Poucos são os que, com a idade, resistem às vicissitudes da erosão do tempo. O tempo tudo desgasta, tudo aos poucos, se destrói ou se modifica. Vejam-se o afastamento dos continentes, vejam-se o crescimento das montanhas, vejam-se os leitos dos rios, vejam-se o desgaste das pedras e das rochas pelo bater ou pelo correr das águas, vejam-se as dunas e vales criados pelos ventos do deserto, vejam-se a inclinação das árvores que vacilam com o sopro do vento, vejam-se as nuvens em deslocação pela ação no movimento da natureza, veja-se a noite a substituir o dia e o dia a substituir a noite, veja-se o percurso da água, que sobe ao céu através dos mares e rios, para se purificar e voltar à terra mãe, regando-a e alimentando-a dos seus mais simples, mas essenciais componentes e minerais. Com o tempo, tudo se modifica, tudo se transforma. Os seres vivos também. São gerados e nascem por ação da natureza e pelo cumprimento das suas regras, crescem usufruindo do alimento de outros seres vivos que têm de sucumbir para dar de alimento a estes e assim sucessivamente, e assim acontece sem cessar… e há de acontecer até ao fim dos tempos, se é que os tempos irão ter fim! Até os elementos do topo da cadeia alimentar, como é o caso dos humanos, também eles são finitos, porque têm de dar vida a outras vidas. A sua carne tem de dar alimento a outros seres vivos. Por isso, todos os seres vêm do pó da terra e voltam para ela, para que ajudar a mesma terra a ser nutritiva. O tempo altera por isso a condição de cada ser vivo, consoante o seu estado de crescimento e de evolução. O percurso que cada um percorre é marcado pela sua presença no mundo e na vida dos outros seres vivos. Também o Homem e, especialmente o Homem, marca a sua presença no seu mundo e no mundo dos outros. A sua racionalidade e nível superior de inteligência e a sua consciência levam-no a desejar a imortalidade, por isso a procura alcançar desde a sua existência. O prolongamento da esperança de vida é um facto, no entanto, o próprio Homem, através da sua ação, também cria formas e artefactos que o fazem, em muitas vezes, encurtar muitas outras vidas: a poluição ambiental, o tipo de alimentação, a sedentarização, as falhas humanas que levam à ocorrência de acidentes (em meios de transportes, em fábricas, em plataformas, em minas, entre outros). Não fossem estas ocorrências e, hoje em dia, ninguém falecia novo…
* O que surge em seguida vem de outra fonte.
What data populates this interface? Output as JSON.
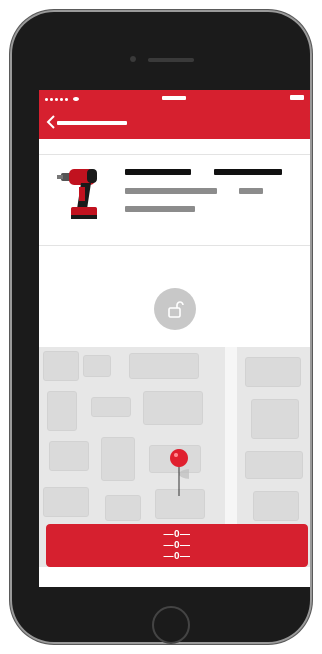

Por tudo isto, existe a doença. A doença não é mais do que um problema de falta de saúde causado por um fator interno: gene defeituoso, órgão que deixa de funcionar, por exemplo, mas principalmente é causada por motivos externos, como vírus, bactérias ou fungos nocivos, elementos químicos que afetam o organismo, ingeridos ou respirados, má, supra ou subalimentação, picadas ou mordidelas nocivas de bichos, ou então acidentes de todo o género. Uma coisa é certa: não existe o conceito de “morte natural”. Para existir morte, tem de haver um evento de falência, de doença, de falta de saúde.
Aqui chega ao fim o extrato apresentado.